Paolo Lorenzini (1876-1958) che poteva vantarsi di avere avuto lo scrittore come zio, si firmava Collodi Nipote. In Collodi e Pinocchio (1954), ricorda quando nel 1940 il libro cadde di dominio pubblico, provocando una moltiplicazione delle edizioni e delle traduzioni – «duecentoventi idiomi diversi, compreso il giapponese, l’amarico e l’ebraico». Lorenzini paragona la diffusione di Pinocchio con quella della Bibbia, parimenti diffusa nel mondo: «Povero zio mio! Non si sarebbe immaginato davvero che la sua bambinata venisse presa tanto sul serio!»
IL NOBEL
Nel 2012 anche il premio Nobel per la letteratura Mario Vargas Llosa ha riflettuto sul valore di Pinocchio, «uno di quegli esseri fabbricati dalla fantasia letteraria che sono riusciti a infrangere le barriere spazio-temporali, e a conservarsi freschi e rigogliosi con il passare degli anni».

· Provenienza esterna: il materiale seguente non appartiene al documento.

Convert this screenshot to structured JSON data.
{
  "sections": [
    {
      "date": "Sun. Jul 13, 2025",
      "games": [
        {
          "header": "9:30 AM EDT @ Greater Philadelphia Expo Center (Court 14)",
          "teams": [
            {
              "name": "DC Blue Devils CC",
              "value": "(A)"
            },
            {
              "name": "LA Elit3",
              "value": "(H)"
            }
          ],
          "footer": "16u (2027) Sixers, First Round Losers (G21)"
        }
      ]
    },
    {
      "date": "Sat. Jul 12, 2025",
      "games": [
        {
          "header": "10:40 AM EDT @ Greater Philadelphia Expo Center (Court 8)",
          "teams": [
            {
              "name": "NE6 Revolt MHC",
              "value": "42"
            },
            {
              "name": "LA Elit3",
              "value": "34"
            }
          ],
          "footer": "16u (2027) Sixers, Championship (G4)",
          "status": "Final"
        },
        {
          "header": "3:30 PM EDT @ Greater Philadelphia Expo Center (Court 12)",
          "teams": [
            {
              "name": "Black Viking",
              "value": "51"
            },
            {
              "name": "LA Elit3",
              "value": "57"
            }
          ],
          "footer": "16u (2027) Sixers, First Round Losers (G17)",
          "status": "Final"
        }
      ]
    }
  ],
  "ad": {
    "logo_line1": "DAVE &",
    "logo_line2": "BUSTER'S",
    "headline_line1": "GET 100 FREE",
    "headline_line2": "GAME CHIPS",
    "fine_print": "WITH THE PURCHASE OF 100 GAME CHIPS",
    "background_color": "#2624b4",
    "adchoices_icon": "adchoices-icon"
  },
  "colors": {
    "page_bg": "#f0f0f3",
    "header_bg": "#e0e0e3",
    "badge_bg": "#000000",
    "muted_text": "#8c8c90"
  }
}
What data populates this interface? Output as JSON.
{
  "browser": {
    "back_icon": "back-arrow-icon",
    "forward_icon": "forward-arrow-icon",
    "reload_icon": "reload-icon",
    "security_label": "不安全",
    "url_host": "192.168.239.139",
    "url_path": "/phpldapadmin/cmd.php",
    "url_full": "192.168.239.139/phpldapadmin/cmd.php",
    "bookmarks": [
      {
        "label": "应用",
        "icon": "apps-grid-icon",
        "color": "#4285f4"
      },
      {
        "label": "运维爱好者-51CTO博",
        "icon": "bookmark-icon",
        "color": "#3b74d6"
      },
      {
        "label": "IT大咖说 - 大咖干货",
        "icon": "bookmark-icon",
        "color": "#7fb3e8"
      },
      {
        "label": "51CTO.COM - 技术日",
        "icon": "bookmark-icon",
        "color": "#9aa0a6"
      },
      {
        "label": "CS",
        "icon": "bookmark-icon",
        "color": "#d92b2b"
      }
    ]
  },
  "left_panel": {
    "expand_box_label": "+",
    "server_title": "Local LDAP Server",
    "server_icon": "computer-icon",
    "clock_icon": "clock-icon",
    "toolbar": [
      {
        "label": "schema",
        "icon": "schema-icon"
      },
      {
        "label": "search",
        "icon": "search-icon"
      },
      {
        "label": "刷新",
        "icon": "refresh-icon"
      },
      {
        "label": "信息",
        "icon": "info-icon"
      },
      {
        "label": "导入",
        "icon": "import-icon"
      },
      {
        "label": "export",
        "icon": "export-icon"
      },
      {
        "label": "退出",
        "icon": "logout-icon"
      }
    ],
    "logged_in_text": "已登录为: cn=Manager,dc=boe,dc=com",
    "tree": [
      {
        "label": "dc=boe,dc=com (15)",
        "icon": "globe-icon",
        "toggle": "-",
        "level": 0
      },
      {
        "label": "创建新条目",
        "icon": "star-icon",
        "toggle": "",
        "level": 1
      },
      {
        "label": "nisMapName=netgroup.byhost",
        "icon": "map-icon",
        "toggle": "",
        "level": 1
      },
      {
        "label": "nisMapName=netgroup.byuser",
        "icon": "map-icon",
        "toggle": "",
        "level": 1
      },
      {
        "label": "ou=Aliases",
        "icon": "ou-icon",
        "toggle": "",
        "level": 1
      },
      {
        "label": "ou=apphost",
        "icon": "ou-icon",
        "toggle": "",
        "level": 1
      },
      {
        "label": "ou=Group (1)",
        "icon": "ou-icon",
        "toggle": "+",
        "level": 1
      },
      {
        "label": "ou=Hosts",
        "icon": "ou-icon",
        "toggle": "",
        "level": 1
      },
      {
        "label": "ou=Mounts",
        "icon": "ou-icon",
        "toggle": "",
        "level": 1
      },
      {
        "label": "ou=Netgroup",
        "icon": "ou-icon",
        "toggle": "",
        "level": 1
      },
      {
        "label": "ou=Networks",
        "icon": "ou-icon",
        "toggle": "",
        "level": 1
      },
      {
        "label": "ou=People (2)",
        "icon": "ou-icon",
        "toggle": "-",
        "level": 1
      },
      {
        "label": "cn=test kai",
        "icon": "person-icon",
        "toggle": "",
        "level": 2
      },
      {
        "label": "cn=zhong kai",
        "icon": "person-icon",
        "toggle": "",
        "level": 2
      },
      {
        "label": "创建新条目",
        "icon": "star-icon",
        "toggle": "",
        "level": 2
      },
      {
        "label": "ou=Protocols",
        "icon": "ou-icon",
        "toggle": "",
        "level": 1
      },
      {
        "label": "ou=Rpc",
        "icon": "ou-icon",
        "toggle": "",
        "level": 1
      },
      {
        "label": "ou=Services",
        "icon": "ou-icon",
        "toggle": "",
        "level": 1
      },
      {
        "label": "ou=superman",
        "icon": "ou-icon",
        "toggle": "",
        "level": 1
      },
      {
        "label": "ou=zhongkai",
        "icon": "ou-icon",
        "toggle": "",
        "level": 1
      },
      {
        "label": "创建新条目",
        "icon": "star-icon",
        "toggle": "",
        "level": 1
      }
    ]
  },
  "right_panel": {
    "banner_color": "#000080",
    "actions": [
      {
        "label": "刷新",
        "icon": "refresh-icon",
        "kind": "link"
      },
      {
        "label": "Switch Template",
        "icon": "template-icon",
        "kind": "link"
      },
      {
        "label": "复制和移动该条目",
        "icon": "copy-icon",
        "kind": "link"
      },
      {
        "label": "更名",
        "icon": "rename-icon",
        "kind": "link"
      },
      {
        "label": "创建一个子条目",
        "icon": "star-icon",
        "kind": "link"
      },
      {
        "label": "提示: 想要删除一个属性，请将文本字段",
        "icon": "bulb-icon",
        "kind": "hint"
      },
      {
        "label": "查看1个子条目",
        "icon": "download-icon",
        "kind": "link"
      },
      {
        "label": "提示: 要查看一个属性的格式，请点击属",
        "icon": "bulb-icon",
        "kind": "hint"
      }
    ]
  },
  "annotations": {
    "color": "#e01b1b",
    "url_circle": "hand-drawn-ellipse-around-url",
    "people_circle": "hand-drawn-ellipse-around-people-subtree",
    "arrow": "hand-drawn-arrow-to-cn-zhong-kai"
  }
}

Giovanni Capecchi (Università per Stranieri di Perugia), direttore dell’opera, nota che si potrebbe anche compilare un altro Atlante, soltanto per le traduzioni nei vari dialetti italiani: «In arsan, dialetto reggino, esce nel 1952, in milanese nel 1955; segue poi una lunga sequela di altre versioni in dialetto (integrali, parziali, in versi), tra il siciliano Pupu di lignu (1969) e il triestino Pinuci (2001)». E poi tanti sotto-dialetti, dal ponziano (di Ponza) all’ampezzano (di Cortina), dal bustocco (di Busto Arsizio) al cimbro, fino a quattro varietà di ladino.
Massimo Bray, nell’introduzione, spiega che questo progetto voluto da istituzioni come l’Università per Stranieri di Perugia, la Fondazione Nazionale Carlo Collodi, la Fondazione Caript, la Fondazione Uniser di Pistoia, sostenuto dal Ministero per gli Affari Esteri e la Cooperazione Internazionale, «ha l’impostazione e l’ambizione di un vero e proprio Atlante in grado di attraversare e unire territori lontani». Un viaggio diviso in 96 saggi e frutto del lavoro di 140 autori, in un pianeta senza più confini. Un lavoro dal valore inestimabile perché, come scriveva Italo Calvino, «non ci si immagina un mondo senza Pinocchio».